Essa citação me permite reforçar a atenção dada a esse aspecto do discurso indireto em (3). Afinal, através
da forma verbal, o narrador deixa escapar a voz do personagem, ainda que de forma sub-reptícia, já que se trata de
uma forma de terceira e não de primeira pessoa.
Essa presença da voz do personagem mostra a instância autor ainda “inacabada”, embora de forma muito
diferente de (1) e (2). Com efeito, nesses casos, especialmente em (2), é ainda muito tênue a figura do autor, que
talvez se mostre mais pela ausência que pela presença. A análise dos três dados sugere que a figura do narrador é
central na narrativa porque dela depende não só a configuração do autor, mas também do personagem.

10
O autor oferece um estatuto teórico às ocorrências consideradas desviantes ao estabelecer a distinção entre
possível lingüístico e possível material. Com isso ele quer dizer que o possível de língua, tal como descrita pela
lingüística, pode não coincidir com o que é efetivamente produzido pelo falante. Ou seja, podem ocorrer muitas
construções agramaticais se se tomam as descrições lingüísticas vigentes como parâmetro de análise. Por outro lado,
a repartição entre possível e impossível de língua não coincide inteiramente com o atestado e o não atestado. Pereira
de Castro (1997) traz as reflexões de Milner para a aquisição, com o objetivo de iluminar a questão da interpretação
“da função de excesso, do ‘erro’ ” na fala da criança. Para ela, são os enunciados gramaticalmente possíveis que
“garantem” algum sentido àqueles enunciados da criança que são materialmente possíveis, mas gramaticalmente
impossíveis. Também em Saleh (2000) mobilizo essas distinções.
11
Ou seja, o tempo de referência na narrativa é o tempo da narração. Assim, em português, os fatos anteriores
a esse tempo são expressos pelo dito perfeito simples. Porém, o narrador ao relatar, pelo discurso indireto, a fala
do personagem, passa a lidar com mais um tempo: o da fala do personagem. Na voz do narrador, os fatos
expressos na fala do personagem e a esta anteriores são expressos pelo perfeito composto.

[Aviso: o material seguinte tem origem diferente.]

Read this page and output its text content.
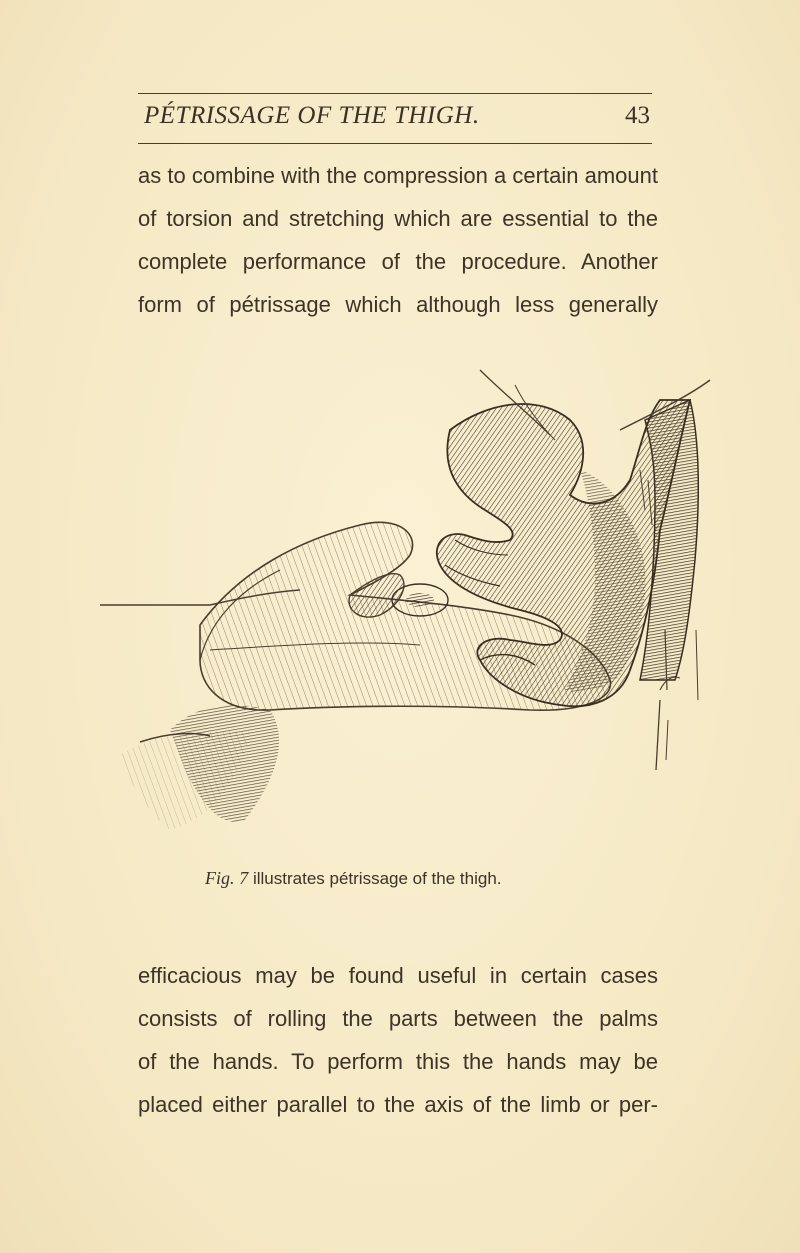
PÉTRISSAGE OF THE THIGH.	43

as to combine with the compression a certain amount
of torsion and stretching which are essential to the
complete performance of the procedure. Another
form of pétrissage which although less generally

Fig. 7 illustrates pétrissage of the thigh.

efficacious may be found useful in certain cases
consists of rolling the parts between the palms
of the hands. To perform this the hands may be
placed either parallel to the axis of the limb or per-
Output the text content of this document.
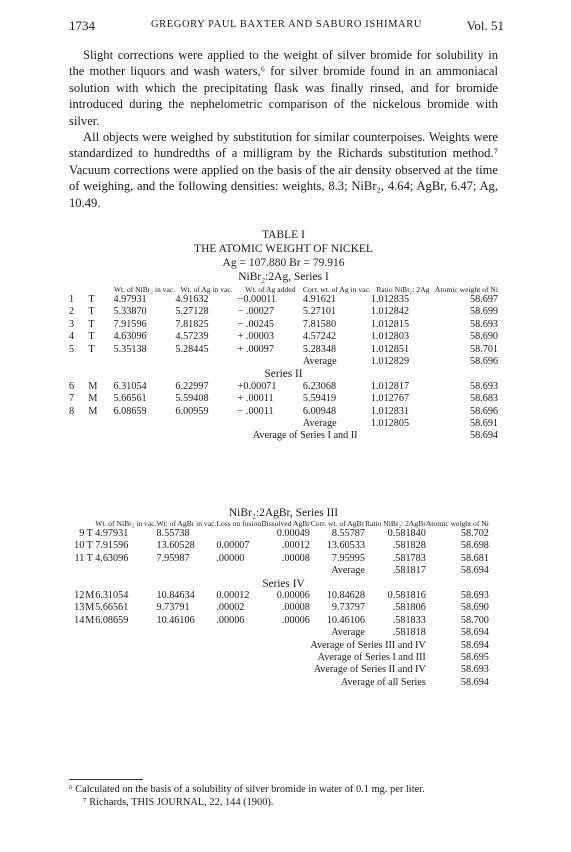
1734	GREGORY PAUL BAXTER AND SABURO ISHIMARU	Vol. 51

Slight corrections were applied to the weight of silver bromide for solubility in the mother liquors and wash waters,⁶ for silver bromide found in an ammoniacal solution with which the precipitating flask was finally rinsed, and for bromide introduced during the nephelometric comparison of the nickelous bromide with silver.

All objects were weighed by substitution for similar counterpoises. Weights were standardized to hundredths of a milligram by the Richards substitution method.⁷ Vacuum corrections were applied on the basis of the air density observed at the time of weighing, and the following densities: weights, 8.3; NiBr₂, 4.64; AgBr, 6.47; Ag, 10.49.

TABLE I
THE ATOMIC WEIGHT OF NICKEL
Ag = 107.880 Br = 79.916
NiBr₂:2Ag, Series I
		Wt. of NiBr₂ in vac.	Wt. of Ag in vac.	Wt. of Ag added	Corr. wt. of Ag in vac.	Ratio NiBr₂: 2Ag	Atomic weight of Ni
1	T	4.97931	4.91632	−0.00011	4.91621	1.012835	58.697
2	T	5.33870	5.27128	− .00027	5.27101	1.012842	58.699
3	T	7.91596	7.81825	− .00245	7.81580	1.012815	58.693
4	T	4.63096	4.57239	+ .00003	4.57242	1.012803	58.690
5	T	5.35138	5.28445	+ .00097	5.28348	1.012851	58.701
					Average	1.012829	58.696
Series II							
6	M	6.31054	6.22997	+0.00071	6.23068	1.012817	58.693
7	M	5.66561	5.59408	+ .00011	5.59419	1.012767	58.683
8	M	6.08659	6.00959	− .00011	6.00948	1.012831	58.696
					Average	1.012805	58.691
			Average of Series I and II				58.694
NiBr₂:2AgBr, Series III
		Wt. of NiBr₂ in vac.	Wt. of AgBr in vac.	Loss on fusion	Dissolved AgBr	Corr. wt. of AgBr	Ratio NiBr₂: 2AgBr	Atomic weight of Ni	
9	T	4.97931	8.55738		0.00049	8.55787	0.581840	58.702	
10	T	7.91596	13.60528	0.00007	.00012	13.60533	.581828	58.698	
11	T	4.63096	7.95987	.00000	.00008	7.95995	.581783	58.681	
						Average	.581817	58.694	
Series IV									
12	M	6.31054	10.84634	0.00012	0.00006	10.84628	0.581816	58.693	
13	M	5.66561	9.73791	.00002	.00008	9.73797	.581806	58.690	
14	M	6.08659	10.46106	.00006	.00006	10.46106	.581833	58.700	
						Average	.581818	58.694	
					Average of Series III and IV			58.694	
					Average of Series I and III			58.695	
					Average of Series II and IV			58.693	
					Average of all Series			58.694	

⁶ Calculated on the basis of a solubility of silver bromide in water of 0.1 mg. per liter.

⁷ Richards, THIS JOURNAL, 22, 144 (1900).
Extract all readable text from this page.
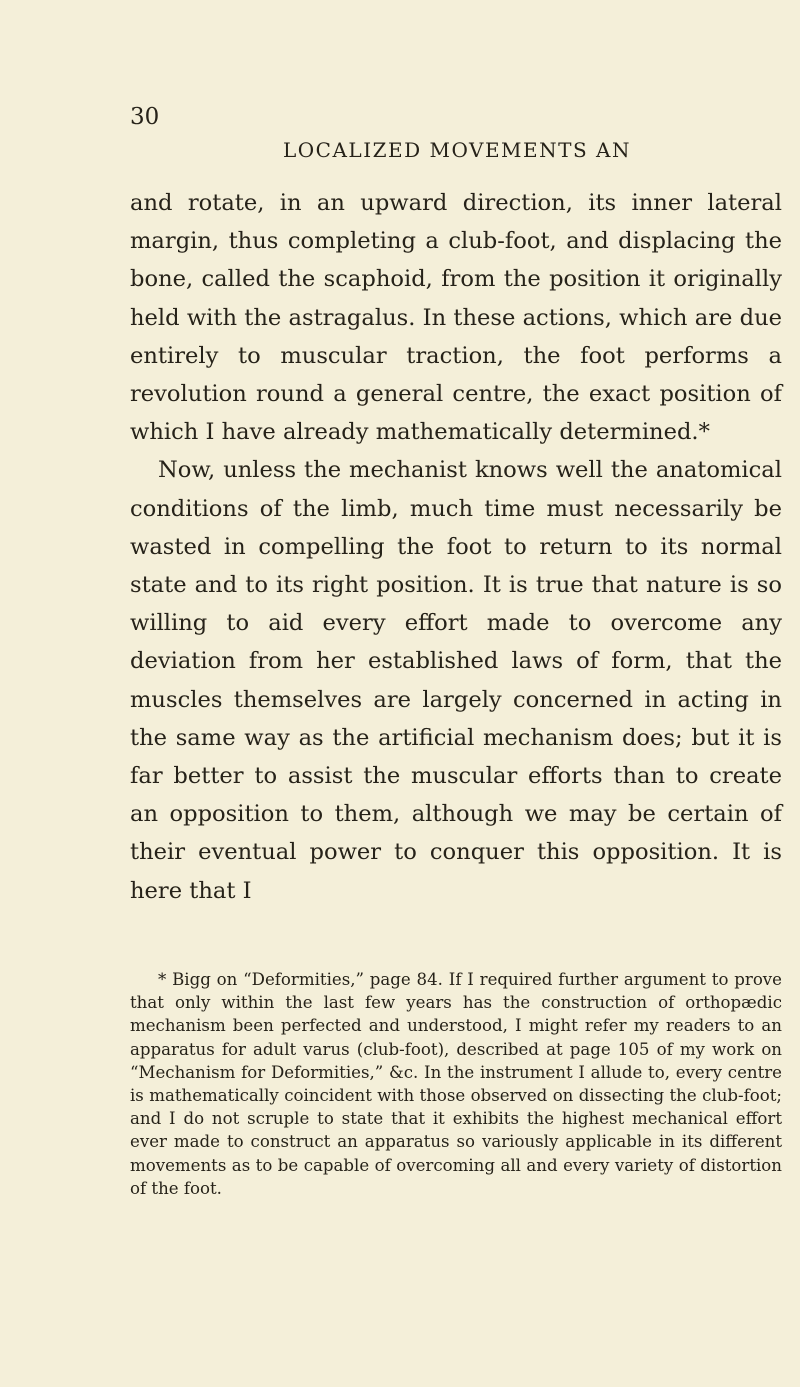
30
LOCALIZED MOVEMENTS AN

and rotate, in an upward direction, its inner lateral margin, thus completing a club-foot, and displacing the bone, called the scaphoid, from the position it originally held with the astragalus. In these actions, which are due entirely to muscular traction, the foot performs a revolution round a general centre, the exact position of which I have already mathematically determined.*

Now, unless the mechanist knows well the anatomical conditions of the limb, much time must necessarily be wasted in compelling the foot to return to its normal state and to its right position. It is true that nature is so willing to aid every effort made to overcome any deviation from her established laws of form, that the muscles themselves are largely concerned in acting in the same way as the artificial mechanism does; but it is far better to assist the muscular efforts than to create an opposition to them, although we may be certain of their eventual power to conquer this opposition. It is here that I

* Bigg on “Deformities,” page 84. If I required further argument to prove that only within the last few years has the construction of orthopædic mechanism been perfected and understood, I might refer my readers to an apparatus for adult varus (club-foot), described at page 105 of my work on “Mechanism for Deformities,” &c. In the instrument I allude to, every centre is mathematically coincident with those observed on dissecting the club-foot; and I do not scruple to state that it exhibits the highest mechanical effort ever made to construct an apparatus so variously applicable in its different movements as to be capable of overcoming all and every variety of distortion of the foot.
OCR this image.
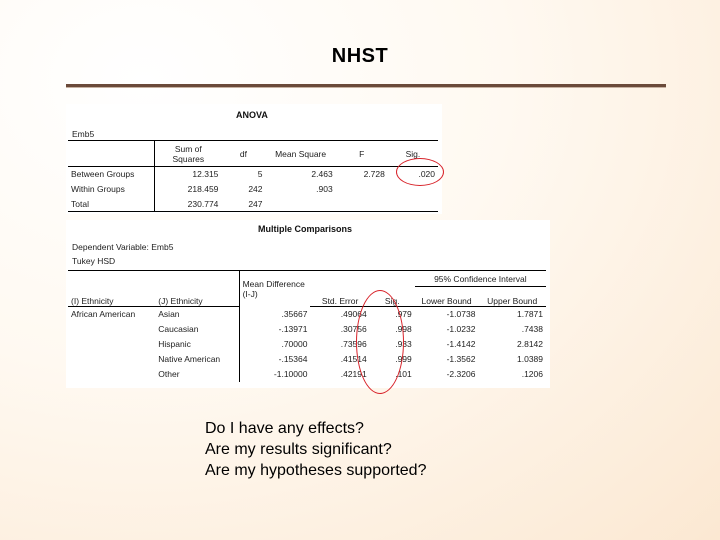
NHST
ANOVA
Emb5
	Sum of Squares	df	Mean Square	F	Sig.
Between Groups	12.315	5	2.463	2.728	.020
Within Groups	218.459	242	.903		
Total	230.774	247			
Multiple Comparisons
Dependent Variable: Emb5
Tukey HSD
		Mean Difference (I-J)			95% Confidence Interval	
(I) Ethnicity	(J) Ethnicity		Std. Error	Sig.	Lower Bound	Upper Bound
African American	Asian	.35667	.49064	.979	-1.0738	1.7871
	Caucasian	-.13971	.30756	.998	-1.0232	.7438
	Hispanic	.70000	.73596	.933	-1.4142	2.8142
	Native American	-.15364	.41514	.999	-1.3562	1.0389
	Other	-1.10000	.42191	.101	-2.3206	.1206
Do I have any effects?
Are my results significant?
Are my hypotheses supported?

Assim: “Quando
chegou, o meu pai deu a maior bronca no Cézar”, configura fatos, tratados como simultâneos, que se deram
antes do momento da enunciação, ou seja, do tempo estabelecido na narrativa; já em“Quando ele chegou, ele
disse que deu a maior bronca no César”, disse” expressa um fato anterior aos fatos expressos por “chegar” e
“dar”. O perfeito composto expressa essa anterioridade de segundo grau: “Quando ele chegou, ele disse que
tinha dado a maior bronca no César”.
5
RESUMO: Este trabalho estuda a configuração das instâncias narrativas em textos infantis escritos, enfocando
a influência de outros textos nesse processo. A análise de dados levanta a hipótese de que a configuração do
personagem e do autor depende do narrador.

PALAVRAS-CHAVE: aquisição de linguagem; narrador; personagem; autor; incorporação.